Se esperamos o que não vemos... - João Calvino

Porque na esperança fomos salvos (Rm 8.24,25). Paulo confirma sua exortação por meio de outro argumento, visto que nossa salvação não pode ser separada da aparência de morte. Ele prova isto a partir da natureza da esperança. Visto que esta se estende às coisas que ainda não fazem parte de nossa experiência, e representam às nossas mentes a imagem de coisas que se acham ocultas e por demais remotas, tudo quanto salta aos olhos ou é sentido pelo contato da mão não pode ser esperado. Paulo toma por garantida a inegável verdade: enquanto vivermos neste mundo, nossa salvação reside na esperança. A nossa dedução, pois, é que ela se acha conservada na presença de Deus, muito longe de nossos sentidos. Ao dizer que a esperança que se vê não é esperança, ele usa uma expressão incisiva, porém sem obscurecer a idéia. Simplesmente deseja ensinar-nos que, embora a esperança se refira a um bom futuro e não a um bom presente, jamais está conectada a uma plena e evidente possessão. Portanto, se tais gemidos se constituem num fardo para alguns, estão necessariamente lançando por terra a ordem estabelecida por Deus, ou seja: que não chama seu povo a triunfar antes de exercitá-lo na batalha do sofrimento. Porém, visto que a Deus aprouve guardar nossa salvação encerrada em seu seio, é-nos proveitoso neste mundo lutar, sofrer opressão, aflição, gemer, chorar até à languidez como pobres moribundos. Os que buscam uma salvação visível, na verdade rejeitam-na quando renunciam a esperança; porquanto esta foi designada por Deus como guardiã da salvação.

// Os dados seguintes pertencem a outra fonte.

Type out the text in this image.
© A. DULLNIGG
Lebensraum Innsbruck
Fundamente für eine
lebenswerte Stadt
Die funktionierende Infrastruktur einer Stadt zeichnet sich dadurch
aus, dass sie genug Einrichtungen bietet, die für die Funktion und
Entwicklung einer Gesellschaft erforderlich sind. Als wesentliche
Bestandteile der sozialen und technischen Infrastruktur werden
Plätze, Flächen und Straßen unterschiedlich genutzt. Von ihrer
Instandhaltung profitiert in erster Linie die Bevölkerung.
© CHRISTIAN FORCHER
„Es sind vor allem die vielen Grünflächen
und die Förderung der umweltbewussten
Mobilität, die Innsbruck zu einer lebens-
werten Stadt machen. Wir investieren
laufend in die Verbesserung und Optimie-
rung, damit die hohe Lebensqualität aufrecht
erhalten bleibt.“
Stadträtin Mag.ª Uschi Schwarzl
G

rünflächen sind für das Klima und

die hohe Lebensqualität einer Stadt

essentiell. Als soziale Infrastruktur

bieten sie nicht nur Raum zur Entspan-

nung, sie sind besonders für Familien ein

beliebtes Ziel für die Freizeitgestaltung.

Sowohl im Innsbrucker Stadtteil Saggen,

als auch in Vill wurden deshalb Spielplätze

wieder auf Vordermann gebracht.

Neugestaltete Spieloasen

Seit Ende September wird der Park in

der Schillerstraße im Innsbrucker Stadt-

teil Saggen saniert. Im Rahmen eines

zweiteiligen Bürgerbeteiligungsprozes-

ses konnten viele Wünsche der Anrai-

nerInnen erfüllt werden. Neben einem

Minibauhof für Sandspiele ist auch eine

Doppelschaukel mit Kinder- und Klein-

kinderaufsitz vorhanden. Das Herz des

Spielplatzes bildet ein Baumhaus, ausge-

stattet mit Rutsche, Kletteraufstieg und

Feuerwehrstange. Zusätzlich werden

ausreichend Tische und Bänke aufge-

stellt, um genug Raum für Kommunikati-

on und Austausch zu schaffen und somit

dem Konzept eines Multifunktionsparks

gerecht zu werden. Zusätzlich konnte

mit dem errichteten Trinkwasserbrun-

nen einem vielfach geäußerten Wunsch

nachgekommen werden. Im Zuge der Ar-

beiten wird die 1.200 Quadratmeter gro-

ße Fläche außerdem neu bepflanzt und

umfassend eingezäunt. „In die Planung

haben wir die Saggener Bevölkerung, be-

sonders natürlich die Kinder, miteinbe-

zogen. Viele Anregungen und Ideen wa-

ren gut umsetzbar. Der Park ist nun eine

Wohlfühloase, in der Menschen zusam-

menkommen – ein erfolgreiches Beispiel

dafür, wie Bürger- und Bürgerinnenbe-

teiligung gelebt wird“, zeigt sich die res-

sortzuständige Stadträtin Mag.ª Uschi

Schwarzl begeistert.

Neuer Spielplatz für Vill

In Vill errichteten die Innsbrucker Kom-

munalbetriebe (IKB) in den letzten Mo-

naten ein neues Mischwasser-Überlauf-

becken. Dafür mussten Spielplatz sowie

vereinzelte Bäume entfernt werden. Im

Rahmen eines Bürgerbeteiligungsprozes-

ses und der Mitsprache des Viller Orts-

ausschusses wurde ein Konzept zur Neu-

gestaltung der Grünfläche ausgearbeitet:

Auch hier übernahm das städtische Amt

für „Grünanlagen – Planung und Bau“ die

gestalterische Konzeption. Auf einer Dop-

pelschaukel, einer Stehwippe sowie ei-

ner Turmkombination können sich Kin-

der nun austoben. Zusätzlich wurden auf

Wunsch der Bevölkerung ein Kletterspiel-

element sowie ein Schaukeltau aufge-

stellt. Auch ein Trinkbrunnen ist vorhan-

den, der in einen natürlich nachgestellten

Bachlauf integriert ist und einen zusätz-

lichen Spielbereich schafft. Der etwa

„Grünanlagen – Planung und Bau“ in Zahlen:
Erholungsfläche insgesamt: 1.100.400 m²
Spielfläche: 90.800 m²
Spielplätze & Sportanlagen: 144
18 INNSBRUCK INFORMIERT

Mas, se esperamos o que não vemos, então com paciência o aguardamos. O argumento é derivado do precedente para o conseqüente, porque da esperança se segue necessariamente a paciência. Se é penosa a ausência de um bem que tanto desejamos, desmaiaríamos de desespero caso não fôssemos sustentados e confortados pela paciência. A esperança, pois, sempre teve a paciência em sua companhia. A conclusão do apóstolo é, portanto, mui apropriada, a saber: tudo quanto o evangelho promete concernente à glória da ressurreição se desvaneceria caso não gastássemos nossa presente vida em carregar pacientemente a cruz e as tribulações. Se nossa vida é invisível, então é mister ter sempre a morte diante de nossos olhos; mas se nossa glória é invisível, então o nosso presente estado é a ignomínia. Se porventura quisermos sumariar toda esta passagem em poucas palavras, podemos organizar os argumentos de Paulo desta forma: "A salvação está guardada na esperança para todos os santos, porém aquela qualidade de esperança que se acha concentrada nos benefícios futuros estão ausentes. Portanto}, a salvação dos crentes está escondida. No momento, a esperança é sustentada somente pela paciência. É só por meio da paciência que a salvação dos crentes é consolidada."

Temos aqui, pode-se acrescentar, uma notável passagem que revela que a paciência é companheira inseparável da fé. A razão para isso é evidente, ou seja: quando somos consolados com a esperança de uma condição muito melhor, a consciência de nossas presentes misérias é suavizada e mitigada, para que as mesmas sejam enfrentadas com menos dificuldades.